A 25 km à l’ouest d’Assos - Behramkale, à proximité du
village de Gülpınar (l’antique Chryse), il y a plus de 2 siècles que le temple
d'Apollon Smintheion a été identifié par un voyageur français, Jean Baptiste Le
Chevalier, dont la curiosité fut probablement aiguisée par la lecture des
descriptions trouvées dans les textes de Strabon (géographe né à Amasée –
actuelle Amasya en Turquie, au 1er siècle av.JC).
Mais aucune fouille approfondie
n’avait été entreprise jusqu’en 1980, et d’ailleurs le site était occupé par
des oliveraies et des bâtiments abritant des pressoirs depuis plusieurs années.

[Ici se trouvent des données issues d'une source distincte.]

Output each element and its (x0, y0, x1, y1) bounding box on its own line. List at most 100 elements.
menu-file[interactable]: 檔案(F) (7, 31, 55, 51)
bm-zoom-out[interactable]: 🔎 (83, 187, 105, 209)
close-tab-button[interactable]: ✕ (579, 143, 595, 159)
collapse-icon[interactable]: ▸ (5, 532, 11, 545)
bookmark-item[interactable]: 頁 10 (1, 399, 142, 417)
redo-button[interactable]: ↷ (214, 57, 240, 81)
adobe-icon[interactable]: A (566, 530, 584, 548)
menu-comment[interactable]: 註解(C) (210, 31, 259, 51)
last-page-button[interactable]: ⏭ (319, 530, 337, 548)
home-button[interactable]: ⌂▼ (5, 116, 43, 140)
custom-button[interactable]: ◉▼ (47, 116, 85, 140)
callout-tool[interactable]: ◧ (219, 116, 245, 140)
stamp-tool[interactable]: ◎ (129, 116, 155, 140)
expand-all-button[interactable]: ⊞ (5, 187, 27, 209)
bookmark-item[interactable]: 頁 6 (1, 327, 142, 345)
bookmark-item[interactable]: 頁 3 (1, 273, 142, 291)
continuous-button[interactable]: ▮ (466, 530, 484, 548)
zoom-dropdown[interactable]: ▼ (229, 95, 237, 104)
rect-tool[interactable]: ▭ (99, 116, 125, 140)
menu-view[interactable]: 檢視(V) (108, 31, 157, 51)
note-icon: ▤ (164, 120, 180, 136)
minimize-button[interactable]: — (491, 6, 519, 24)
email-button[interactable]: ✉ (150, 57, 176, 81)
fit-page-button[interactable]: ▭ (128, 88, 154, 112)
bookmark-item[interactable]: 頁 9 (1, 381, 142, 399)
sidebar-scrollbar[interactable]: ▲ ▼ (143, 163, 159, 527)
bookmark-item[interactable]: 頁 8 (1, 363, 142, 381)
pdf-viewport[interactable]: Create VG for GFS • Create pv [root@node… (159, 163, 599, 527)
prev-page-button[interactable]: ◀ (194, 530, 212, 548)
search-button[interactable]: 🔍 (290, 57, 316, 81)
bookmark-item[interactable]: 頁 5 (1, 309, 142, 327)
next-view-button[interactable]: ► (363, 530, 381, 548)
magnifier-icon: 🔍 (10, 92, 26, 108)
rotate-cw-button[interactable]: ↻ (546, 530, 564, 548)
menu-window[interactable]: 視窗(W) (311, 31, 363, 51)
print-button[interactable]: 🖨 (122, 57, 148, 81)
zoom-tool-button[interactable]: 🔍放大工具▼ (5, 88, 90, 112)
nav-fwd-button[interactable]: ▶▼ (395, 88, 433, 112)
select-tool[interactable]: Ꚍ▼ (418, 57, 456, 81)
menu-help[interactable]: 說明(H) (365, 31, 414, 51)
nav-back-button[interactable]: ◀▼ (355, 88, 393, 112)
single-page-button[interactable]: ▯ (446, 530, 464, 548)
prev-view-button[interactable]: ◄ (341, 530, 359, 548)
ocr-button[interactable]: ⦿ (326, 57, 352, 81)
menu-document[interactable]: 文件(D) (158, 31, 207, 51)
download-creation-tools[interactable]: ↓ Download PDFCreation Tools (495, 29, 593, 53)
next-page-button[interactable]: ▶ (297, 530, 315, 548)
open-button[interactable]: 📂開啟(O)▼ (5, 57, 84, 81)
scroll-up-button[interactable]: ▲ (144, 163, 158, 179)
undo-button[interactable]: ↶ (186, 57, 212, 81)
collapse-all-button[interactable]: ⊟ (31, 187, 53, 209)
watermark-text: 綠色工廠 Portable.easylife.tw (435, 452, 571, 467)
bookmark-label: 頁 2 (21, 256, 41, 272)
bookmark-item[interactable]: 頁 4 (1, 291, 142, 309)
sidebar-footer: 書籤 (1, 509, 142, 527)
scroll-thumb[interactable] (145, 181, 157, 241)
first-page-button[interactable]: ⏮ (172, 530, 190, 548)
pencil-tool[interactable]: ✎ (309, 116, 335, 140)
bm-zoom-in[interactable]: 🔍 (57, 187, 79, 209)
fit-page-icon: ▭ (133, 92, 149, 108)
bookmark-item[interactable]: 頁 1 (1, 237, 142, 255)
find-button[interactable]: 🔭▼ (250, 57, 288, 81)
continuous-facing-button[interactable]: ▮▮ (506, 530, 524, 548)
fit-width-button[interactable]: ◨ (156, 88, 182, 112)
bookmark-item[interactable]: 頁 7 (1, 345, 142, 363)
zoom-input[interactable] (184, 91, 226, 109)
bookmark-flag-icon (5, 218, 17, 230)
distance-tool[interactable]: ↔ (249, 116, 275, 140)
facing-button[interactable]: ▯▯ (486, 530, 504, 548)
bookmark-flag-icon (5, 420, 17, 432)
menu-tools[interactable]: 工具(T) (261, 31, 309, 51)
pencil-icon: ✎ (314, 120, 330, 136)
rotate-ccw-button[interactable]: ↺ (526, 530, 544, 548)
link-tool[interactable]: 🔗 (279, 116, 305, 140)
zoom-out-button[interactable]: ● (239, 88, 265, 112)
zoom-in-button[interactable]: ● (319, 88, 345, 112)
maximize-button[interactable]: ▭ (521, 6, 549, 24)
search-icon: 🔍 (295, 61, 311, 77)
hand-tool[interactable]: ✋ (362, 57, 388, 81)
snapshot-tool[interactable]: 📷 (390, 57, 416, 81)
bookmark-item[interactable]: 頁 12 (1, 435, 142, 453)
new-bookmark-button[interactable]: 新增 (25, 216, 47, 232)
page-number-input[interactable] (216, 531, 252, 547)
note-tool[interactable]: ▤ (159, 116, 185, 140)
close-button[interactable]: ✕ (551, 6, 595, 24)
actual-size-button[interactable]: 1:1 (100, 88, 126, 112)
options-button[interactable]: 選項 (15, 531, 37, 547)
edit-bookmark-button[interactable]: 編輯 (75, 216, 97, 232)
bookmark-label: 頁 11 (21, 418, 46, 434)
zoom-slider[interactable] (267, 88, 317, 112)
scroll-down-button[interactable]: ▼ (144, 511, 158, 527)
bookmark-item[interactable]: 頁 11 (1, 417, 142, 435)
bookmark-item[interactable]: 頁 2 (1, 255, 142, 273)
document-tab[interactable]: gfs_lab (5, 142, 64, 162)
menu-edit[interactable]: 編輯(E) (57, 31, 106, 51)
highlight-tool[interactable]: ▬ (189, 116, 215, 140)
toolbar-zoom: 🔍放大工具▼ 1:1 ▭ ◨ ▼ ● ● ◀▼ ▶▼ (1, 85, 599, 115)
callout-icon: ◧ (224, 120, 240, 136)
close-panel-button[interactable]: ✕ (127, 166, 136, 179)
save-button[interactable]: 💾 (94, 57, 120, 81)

Le Pr. Coşkun Özgünel et son équipe
se sont attelés à la tâche, il y a presque 35 ans, et le périmètre étudié est
bien plus vaste que celui où a été élevé le temple au milieu du 2e siècle
av.JC. Il est probable que la consultation des oracles ait précédé d'au moins 2 siècles sa construction. Un grand nombre de vestiges ont été exhumés et la reconstitution bien entamée.
On en est même à recouvrir les marches de plaques de marbre flambant neuves… Ce
qui n’était vraiment pas nécessaire… Et pour tout dire scandaleux!
Le parcours est jalonné de panneaux explicatifs en turc et en anglais pour les plus curieux.
Le sanctuaire est de style
ionique de la période hellénistique. Les décors sculptés de son architecture
(frises et tambours supérieurs des colonnes) ont la particularité de constituer
une sorte de bande dessinée éducative inspirée des poèmes homériques concernant
la légendaire guerre de Troie et ses héros. Quelques uns sont exposés depuis
1993 dans le petit musée adjacent (un bâtiment de l’ancienne fabrique d’huile d’olives),
et d’autres sont au musée archéologique de Çanakkale. On y trouve aussi un
fragment de jambe attribué à une statue d’Apollon… mais pas de trace de la
moindre petite souris pour l’instant sauf sur le logo du site.
Le temple n’est pas l’unique
vestige. Les constructions et infrastructures alentours (thermes décorés de pavements de mosaïques, citernes, canalisations,
routes empierrées) mettent en évidence l’importance du lieu de culte dédié à Apollon
Smintheion (maître des rats) durant toute la période hellénistique et pendant une grande partie de la période romaine.
Sur les stèles en marbre gravé d'inscriptions de la galerie, reposaient les statues de bronze des vainqueurs de compétitions de lutte organisées en l'honneur du dieu. (Ces statues ont aujourd'hui disparues)
Quand on sait que les Romains
revendiquaient pour ancêtre le Troyen Enée on comprend leur vénération pour
Apollon Smintheion, ce dieu qui avait pris partie pour les Troyens en envoyant des
hordes de rats portant la peste sur les guerriers achéens qui avaient enlevé la
fille du prêtre d’Apollon, Chryse, et offerte à Agamemnon. La jeune femme
libérée, la population locale et le prêtre offrirent des sacrifices au dieu. Ce
sanctuaire a été élevé bien des siècles plus tard pour commémorer cet épisode
de la mythologie grecque. Une source est associée à l'emplacement du lieu.
De grandes quantités d’eau étaient nécessaires pour
les purifications et les sacrifices d’animaux. Les visiteurs venaient de loin
pour assister aux cérémonies, écouter les oracles et prophéties.
Le site archéologique a révélé
aussi des traces de constructions et des objets datant de 5000 ans av. JC, représentatifs
d’une occupation du chalcolithique, culture caractérisée par des savoir-faire
intermédiaires entre ceux du néolithique et ceux de l’âge de bronze. Ces
vestiges sont plus anciens que ceux retrouvés à Troie.
Les fouilles sont dirigées
depuis 1996 par T. Takaoğlu mais les résultats ne sont pas encore accessibles.
Pour un aperçu, il faut
consulter le site Internet officiel dont sont extraites les photos suivantes.
Les tessons de poteries retrouvés
présentent pour la plupart un décor qui retient l’attention. Leur surface porte
l’empreinte de vanneries et de tissage en laine réalisée par pression sur l’objet
avant sa cuisson. Une similitude avec la céramique cordée que l’on a trouvé en
Europe et datée d’environ 3000 à 2200 av. JC.
Et voilà notre périple bouclé. Nous avons suivi la petite route côtière comme prévu et fait
provision de légumes frais vendus par les producteurs avant de rejoindre la E 87 à Ezine, en direction des
Dardanelles pour emprunter le ferry.